Pemikiran Sun Tzu, ahli strategi dan seni perang pada masa Tiongkok Kuno, itulah yang melatarbelakangi kepergian saya ke Pontianak, Kalimantan Barat serta Kuching dan Miri, keduanya di Serawak. Bukan untuk berperang, tapi mengunjungi sentra pembibitan dan penanaman lengkeng dataran rendah.
Tujuan berikutnya, Lampung, Demak, dan Malaysia semenanjung. Konon di dekat Kualalumpur ada kebun tanaman induk cukup besar. Tak ketinggalan Vietnam dan Thailand yang pionir pengembangan lengkeng dataran rendah. Sebelum itu, sentra di Gunungkidul, Yogyakarta, juga disambangi.

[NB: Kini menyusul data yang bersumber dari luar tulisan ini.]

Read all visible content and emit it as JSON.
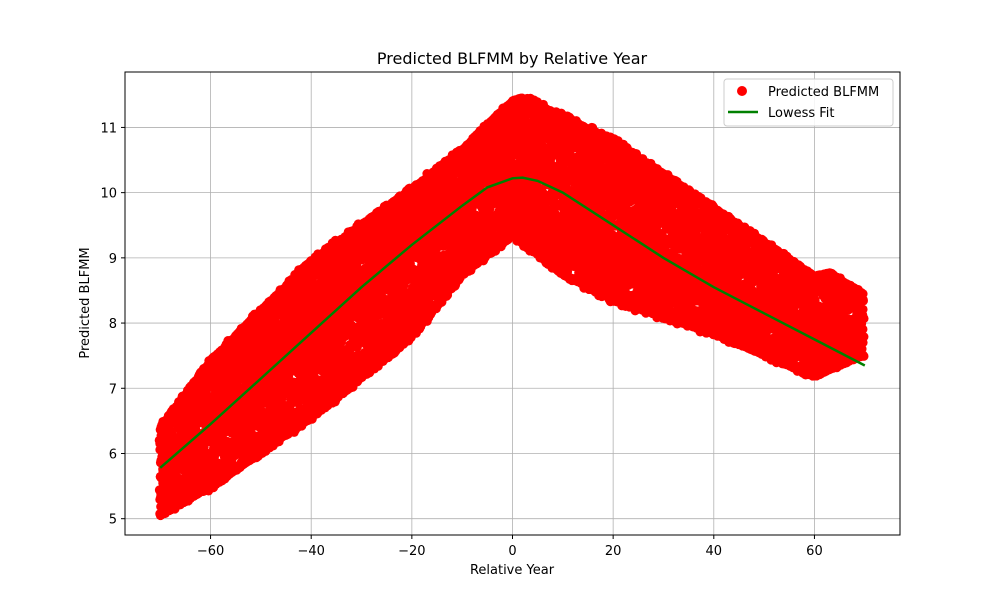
{
  "chart_data": {
    "type": "scatter",
    "title": "Predicted BLFMM by Relative Year",
    "xlabel": "Relative Year",
    "ylabel": "Predicted BLFMM",
    "xlim": [
      -77,
      77
    ],
    "ylim": [
      4.75,
      11.85
    ],
    "xticks": [
      -60,
      -40,
      -20,
      0,
      20,
      40,
      60
    ],
    "yticks": [
      5,
      6,
      7,
      8,
      9,
      10,
      11
    ],
    "xtick_labels": [
      "−60",
      "−40",
      "−20",
      "0",
      "20",
      "40",
      "60"
    ],
    "ytick_labels": [
      "5",
      "6",
      "7",
      "8",
      "9",
      "10",
      "11"
    ],
    "grid": true,
    "legend_position": "top-right",
    "colors": {
      "scatter": "#ff0000",
      "fit": "#008000"
    },
    "series": [
      {
        "name": "Predicted BLFMM",
        "kind": "scatter",
        "band_description": "dense band of points forming an inverted V",
        "upper_edge": [
          [
            -70,
            6.43
          ],
          [
            -60,
            7.45
          ],
          [
            -40,
            9.0
          ],
          [
            -20,
            10.1
          ],
          [
            -10,
            10.7
          ],
          [
            0,
            11.45
          ],
          [
            2,
            11.5
          ],
          [
            20,
            10.85
          ],
          [
            40,
            9.8
          ],
          [
            60,
            8.75
          ],
          [
            63,
            8.8
          ],
          [
            70,
            8.45
          ]
        ],
        "lower_edge": [
          [
            -70,
            5.02
          ],
          [
            -60,
            5.45
          ],
          [
            -40,
            6.5
          ],
          [
            -20,
            7.75
          ],
          [
            -10,
            8.7
          ],
          [
            0,
            9.3
          ],
          [
            10,
            8.7
          ],
          [
            20,
            8.3
          ],
          [
            40,
            7.8
          ],
          [
            60,
            7.15
          ],
          [
            70,
            7.5
          ]
        ]
      },
      {
        "name": "Lowess Fit",
        "kind": "line",
        "x": [
          -70,
          -60,
          -50,
          -40,
          -30,
          -20,
          -10,
          -5,
          0,
          2,
          5,
          10,
          20,
          30,
          40,
          50,
          60,
          70
        ],
        "y": [
          5.78,
          6.45,
          7.15,
          7.85,
          8.55,
          9.2,
          9.8,
          10.08,
          10.22,
          10.23,
          10.18,
          10.0,
          9.5,
          9.0,
          8.55,
          8.15,
          7.75,
          7.35
        ]
      }
    ]
  }
}
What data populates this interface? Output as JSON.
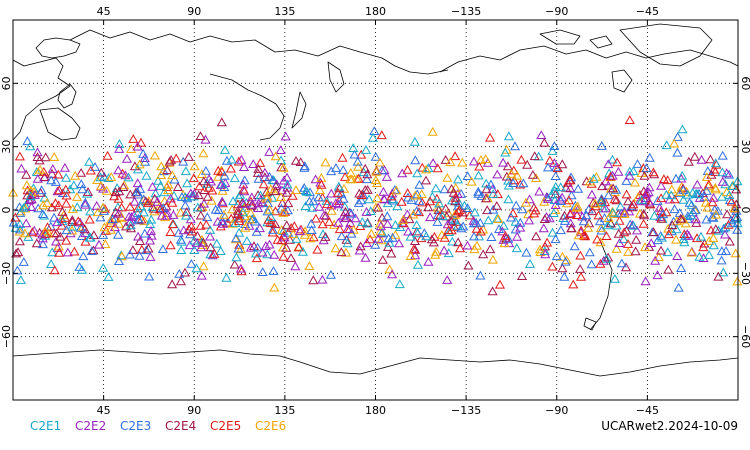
{
  "chart_data": {
    "type": "scatter",
    "title": "",
    "xlabel": "",
    "ylabel": "",
    "projection": "cylindrical equidistant, Pacific-centered",
    "xlim_longitude_east": [
      0,
      360
    ],
    "ylim_latitude": [
      -90,
      90
    ],
    "grid": true,
    "grid_style": "dotted",
    "marker": "open triangle",
    "x_ticks": [
      {
        "lon": 45,
        "label": "45"
      },
      {
        "lon": 90,
        "label": "90"
      },
      {
        "lon": 135,
        "label": "135"
      },
      {
        "lon": 180,
        "label": "180"
      },
      {
        "lon": 225,
        "label": "−135"
      },
      {
        "lon": 270,
        "label": "−90"
      },
      {
        "lon": 315,
        "label": "−45"
      }
    ],
    "y_ticks": [
      {
        "lat": 60,
        "label": "60"
      },
      {
        "lat": 30,
        "label": "30"
      },
      {
        "lat": 0,
        "label": "0"
      },
      {
        "lat": -30,
        "label": "−30"
      },
      {
        "lat": -60,
        "label": "−60"
      }
    ],
    "observation_band_latitude": [
      -45,
      45
    ],
    "series": [
      {
        "name": "C2E1",
        "color": "#17a9c9",
        "approx_count": 220
      },
      {
        "name": "C2E2",
        "color": "#9a1fc0",
        "approx_count": 220
      },
      {
        "name": "C2E3",
        "color": "#2f6fe0",
        "approx_count": 220
      },
      {
        "name": "C2E4",
        "color": "#a0154a",
        "approx_count": 220
      },
      {
        "name": "C2E5",
        "color": "#e21a1a",
        "approx_count": 220
      },
      {
        "name": "C2E6",
        "color": "#f2a600",
        "approx_count": 220
      }
    ]
  },
  "legend_position": "bottom-left",
  "footer": {
    "product_label": "UCARwet2.2024-10-09"
  },
  "colors": {
    "coastline": "#000000",
    "grid": "#000000",
    "background": "#ffffff"
  }
}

Perjalanan keliling Asia Tenggara itu bukan tanpa alasan. Ada obsesi untuk mengambil alih peran Malaysia dan Thailand dalam agribisnis buahbuahan. Kalau saat ini kita dibanjiri lengkeng impor asal Thailand, 10 tahun ke depan boleh jadi kita yang mengirim balik ke sana. Untuk itu informasi lengkap kekuatan lawan mutlak diperlukan. Seperti kata Sun Tzu, itulah kunci kemenangan dalam persaingan.
Peluang pembibitan
Selama ini lengkeng identik dengan dataran tinggi bersuhu dingin. Kini ada yang berproduksi di dataran rendah yang panas. Dengan potensi 80% wilayah Indonesia berada di dataran rendah, pendatang baru itu bisa ditanam massal. Daerah penanaman lebih luas, modal untuk menyaingi Thailand dan Malaysia.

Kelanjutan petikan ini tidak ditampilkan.